I'm happy for others to put a view here as to whether the additional benefits are worth the additional complexity.

Ross.

RossH · 2012-01-11 13:53

All,

Kuroneko found a couple of bugs in my example program (I never claimed to be a Spin programmer

). Source code (and document) now updated. There is no change to the techniques themselves, so unless you intend compiling the example you probably don't need to download it again.

Ross.

Cluso99 · 2012-02-22 18:28

Time to bump this thread for those of you playing with OSes on the prop...

I have just been looking at this after a long time away from Sphinx where some nice methods started.

Do we agree with Ross's 1 long per cog plus another 2 longs per cog??

I am wondering (with a small waste) if rather than the 2 stage, we could allocate 4 longs per cog to simplify the registry???

Another thought was that the address be limited to 23 bits (8MB) because we could then simplify the code to set the type byte using "movi re,#type<<1".

If the memory was 4 longs per cog, then

+0:
- <type 9 bits> 'only uses 8 bits but is set by movi xxx,#type<<1
- <23 bits> 'app specific
-1:
- <address pointer 32 bits> 'we now have full 32 bits
-2:
-3:

longs 2 & 3 are used as proposed by Ross. But a plugin could use this together with 1 for expanded services.

I am thinking specifically for HAL input and output, we could have a separate TV or VGA driver and Keyboard driver, or we could have a combined serial (PC/VT100/another prop) driver. As I have worked this up from Sphinx, it would work here nicely with the 4 longs.

For this to work nicely, I think we need to be able to define the type using bits 0 & 1 for input and output ability. So Kbd would be $x1, and TV/VGA would be $x2, and a PC/serial would be $x3 (because it handles both input and output). Does this make sense?

BTW Here is a link to the SphinxOS thread where we had some previous discussions about this
http://forums.parallax.com/showthread.php?123055-What-should-a-Propeller-OS-have-(Sphinx-SphinxOS-PropDos-PropCmd-FATEngine&highlight=sphinx

Cluso99 · 2012-02-22 19:56

I just rescanned the SphinxOS thread and others.

I think it fair to say, this OS should be both a FAT16/32 and SD card based OS.

The big difference between SphinxOS and Ross's Registry is that Sphinx was based on functions like StdIn and StdOut, etc, whereas the Registry is based on cogs.

There had been discussions about pin maps too. From where I sit now, I often transfer my SD card (microSD) between various hardware (TriBlade#2, RamBlade, RamBlade). I don't want to recompile an OS to support various hardware implementations, at least for drivers. Currently we will have to do this for XMM programs under Catalina, although I see this also as possible to be changed further down the track. At least all OS support programs (such as DIR, LS, etc) should be both driver and pin agnostic. Sphinx alread works this way, and has done so for a couple of years.

There are also possibilities that the hardware my change from boot to boot. e.g. I have plugin hardware modules that have TV and VGA on another module. Both would use the same pins, but they dont have to if plugged into a different socket on the pcb. How do we handle this???
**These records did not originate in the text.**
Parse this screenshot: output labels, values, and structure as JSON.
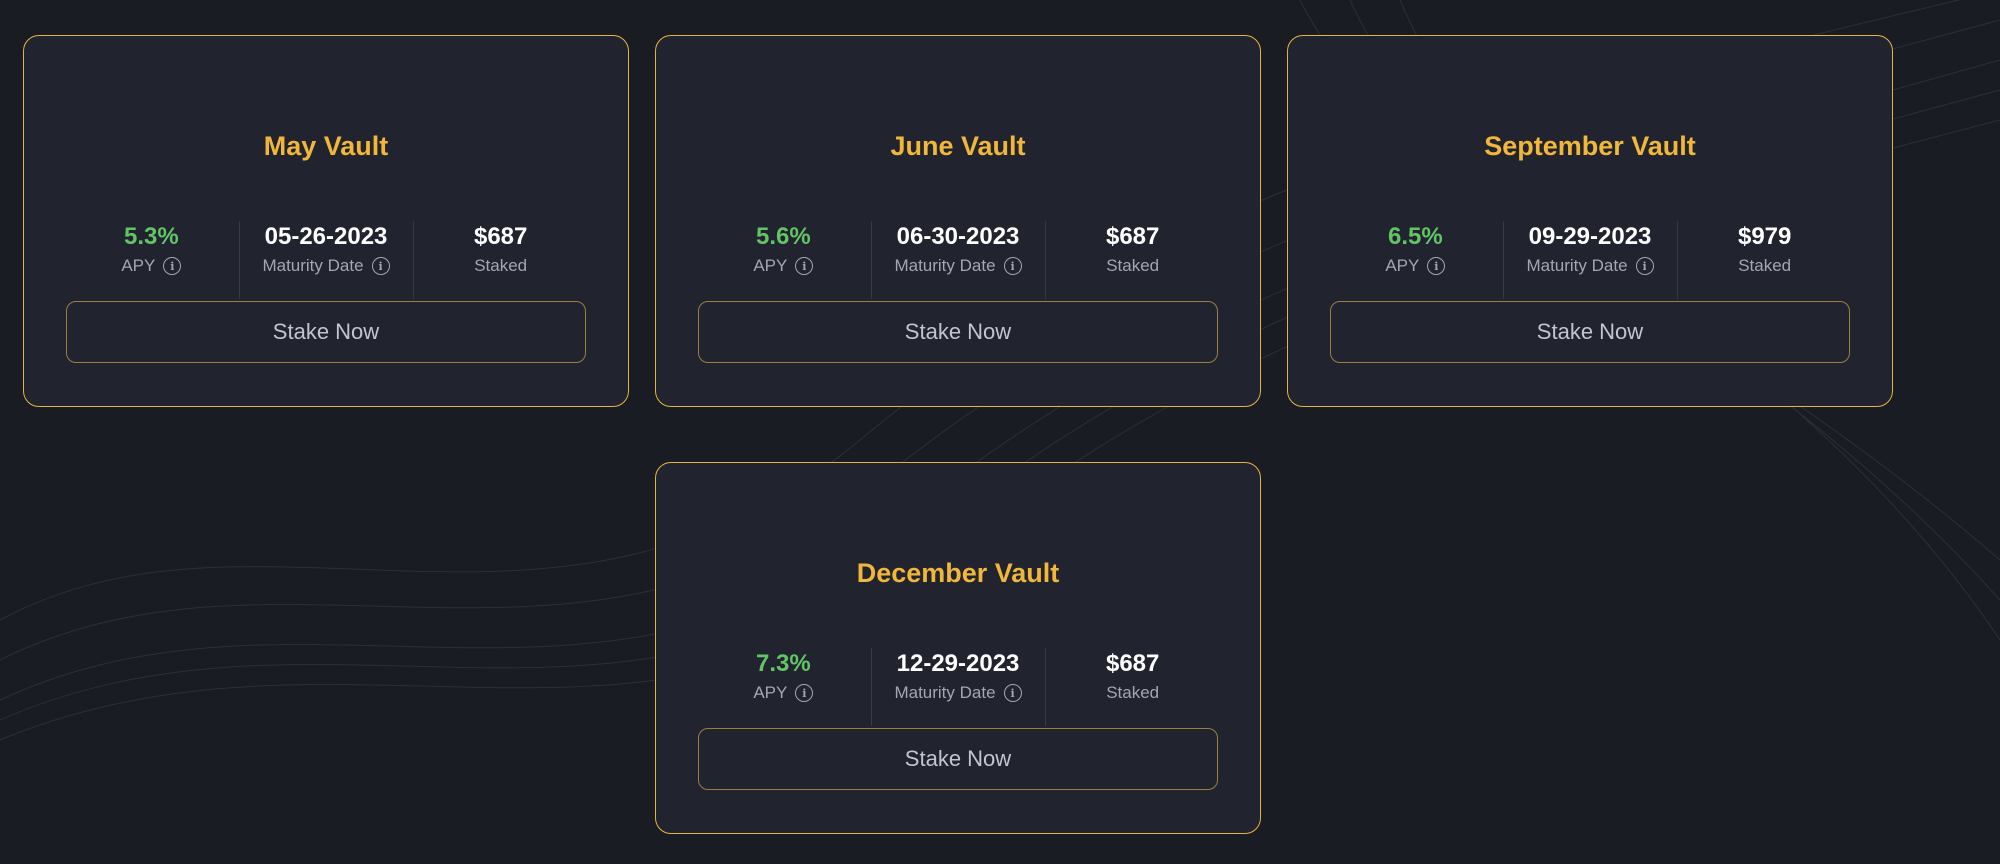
{
  "vaults": [
    {
      "title": "May Vault",
      "apy": "5.3%",
      "apy_label": "APY",
      "maturity": "05-26-2023",
      "maturity_label": "Maturity Date",
      "staked": "$687",
      "staked_label": "Staked",
      "button": "Stake Now"
    },
    {
      "title": "June Vault",
      "apy": "5.6%",
      "apy_label": "APY",
      "maturity": "06-30-2023",
      "maturity_label": "Maturity Date",
      "staked": "$687",
      "staked_label": "Staked",
      "button": "Stake Now"
    },
    {
      "title": "September Vault",
      "apy": "6.5%",
      "apy_label": "APY",
      "maturity": "09-29-2023",
      "maturity_label": "Maturity Date",
      "staked": "$979",
      "staked_label": "Staked",
      "button": "Stake Now"
    },
    {
      "title": "December Vault",
      "apy": "7.3%",
      "apy_label": "APY",
      "maturity": "12-29-2023",
      "maturity_label": "Maturity Date",
      "staked": "$687",
      "staked_label": "Staked",
      "button": "Stake Now"
    }
  ],
  "icons": {
    "info": "info-circle-icon"
  },
  "colors": {
    "accent": "#f0b73a",
    "positive": "#63c466",
    "background": "#1a1c24",
    "card": "#21232f"
  }
}
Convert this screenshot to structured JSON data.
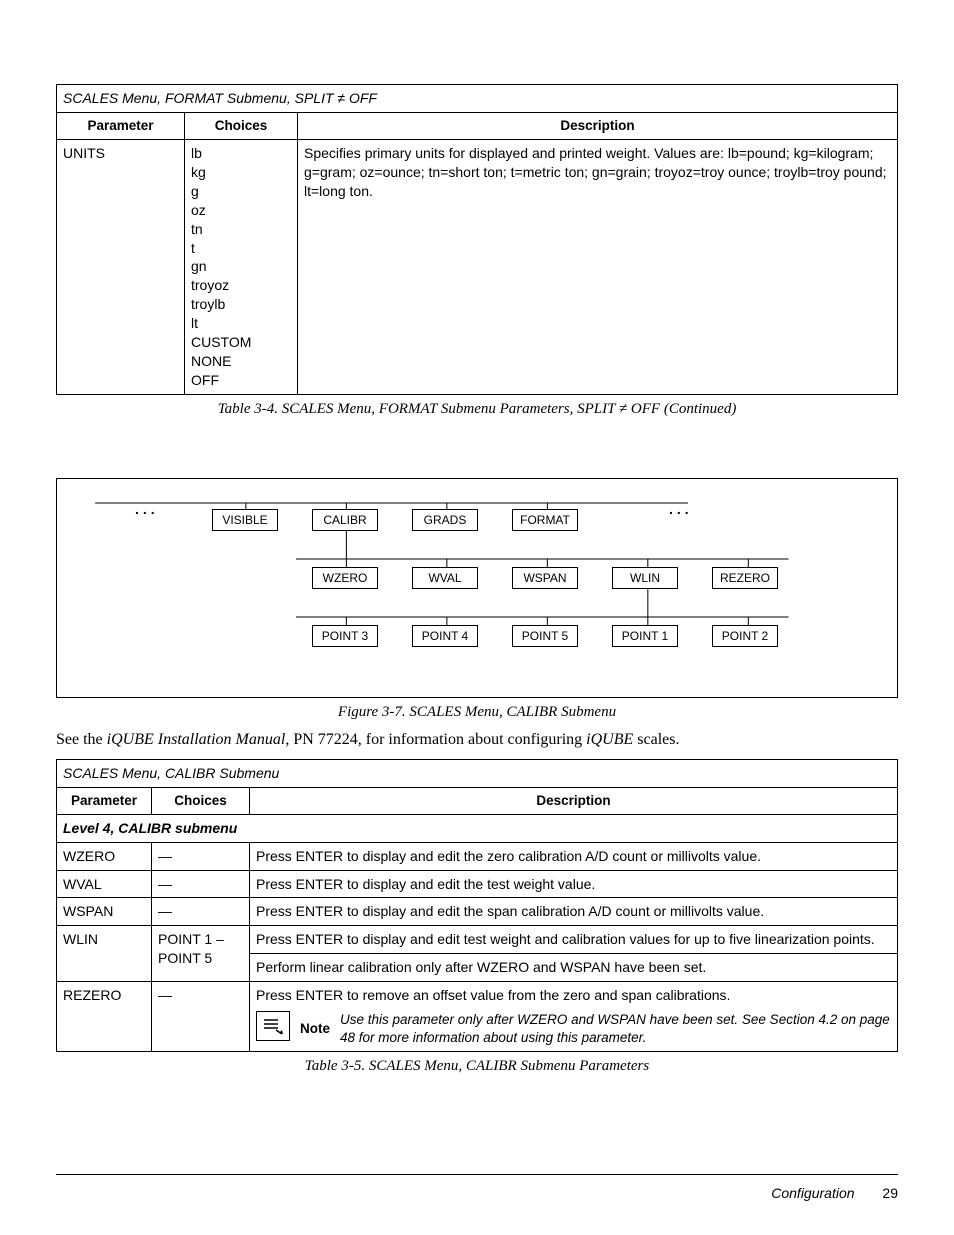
{
  "table1": {
    "title": "SCALES Menu, FORMAT Submenu, SPLIT ≠ OFF",
    "headers": {
      "parameter": "Parameter",
      "choices": "Choices",
      "description": "Description"
    },
    "row": {
      "parameter": "UNITS",
      "choices": "lb\nkg\ng\noz\ntn\nt\ngn\ntroyoz\ntroylb\nlt\nCUSTOM\nNONE\nOFF",
      "description": "Specifies primary units for displayed and printed weight. Values are: lb=pound; kg=kilogram; g=gram; oz=ounce; tn=short ton; t=metric ton; gn=grain; troyoz=troy ounce; troylb=troy pound; lt=long ton."
    },
    "caption": "Table 3-4. SCALES Menu, FORMAT Submenu Parameters, SPLIT ≠ OFF (Continued)"
  },
  "diagram": {
    "row1": {
      "n1": "VISIBLE",
      "n2": "CALIBR",
      "n3": "GRADS",
      "n4": "FORMAT"
    },
    "row2": {
      "n1": "WZERO",
      "n2": "WVAL",
      "n3": "WSPAN",
      "n4": "WLIN",
      "n5": "REZERO"
    },
    "row3": {
      "n1": "POINT 3",
      "n2": "POINT 4",
      "n3": "POINT 5",
      "n4": "POINT 1",
      "n5": "POINT 2"
    },
    "ellipsis": "...",
    "caption": "Figure 3-7. SCALES Menu, CALIBR Submenu"
  },
  "paragraph": {
    "pre": "See the ",
    "em1": "iQUBE Installation Manual",
    "mid": ", PN 77224, for information about configuring ",
    "em2": "iQUBE",
    "post": " scales."
  },
  "table2": {
    "title": "SCALES Menu, CALIBR Submenu",
    "headers": {
      "parameter": "Parameter",
      "choices": "Choices",
      "description": "Description"
    },
    "section": "Level 4, CALIBR submenu",
    "rows": {
      "wzero": {
        "param": "WZERO",
        "choices": "—",
        "desc": "Press ENTER to display and edit the zero calibration A/D count or millivolts value."
      },
      "wval": {
        "param": "WVAL",
        "choices": "—",
        "desc": "Press ENTER to display and edit the test weight value."
      },
      "wspan": {
        "param": "WSPAN",
        "choices": "—",
        "desc": "Press ENTER to display and edit the span calibration A/D count or millivolts value."
      },
      "wlin": {
        "param": "WLIN",
        "choices": "POINT 1 – POINT 5",
        "desc1": "Press ENTER to display and edit test weight and calibration values for up to five linearization points.",
        "desc2": "Perform linear calibration only after WZERO and WSPAN have been set."
      },
      "rezero": {
        "param": "REZERO",
        "choices": "—",
        "desc": "Press ENTER to remove an offset value from the zero and span calibrations.",
        "note_label": "Note",
        "note_text": "Use this parameter only after WZERO and WSPAN have been set. See Section 4.2 on page 48 for more information about using this parameter."
      }
    },
    "caption": "Table 3-5. SCALES Menu, CALIBR Submenu Parameters"
  },
  "footer": {
    "section": "Configuration",
    "page": "29"
  }
}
Well, a simple (but specific) program could inspect the pins to determine what options are plugged in and set an appropriate file (or hub locations) with the current hardware and pinout. This program would run after the eeprom boot program, and would then load the OS program. If no hardware change was required, then the SD file should not be rewritten to avoid wearing out the sd card.

One of the other things I raised in previous threads is that I believe the eeprom should only contain a simple boot from SD card program. It should not know about any other information. The reason for this is that the eeprom would be shipped pre-programmed and therefore a propplug is not required to be purchased by the user. All files can be transferred to the SD card on the pc. I saw where Mike? has in his eeprom boot code that if the sd card is not found then an alternative OS is loaded that presumes a fixed hardware for that particular board. This would be an alternative. My later designs after the TriBlade all have a write enable link to permit writing to the eeprom. Default is protected - I don't want a user inadvertantly overwriting the eeprom.

Cluso99 · 2012-02-22 20:36

Here is a possible layout and description.
Should a 512 byte hub buffer also be allocated for the SD sector buffer???
Should a 2KB hub buffer be allocated for to load cogs???
Could the 512B sector buffer share the 2KB cog buffer???

Heater. · 2012-02-22 23:26

If this gets much more complicated we may as well implement CORBA on the Cogs:)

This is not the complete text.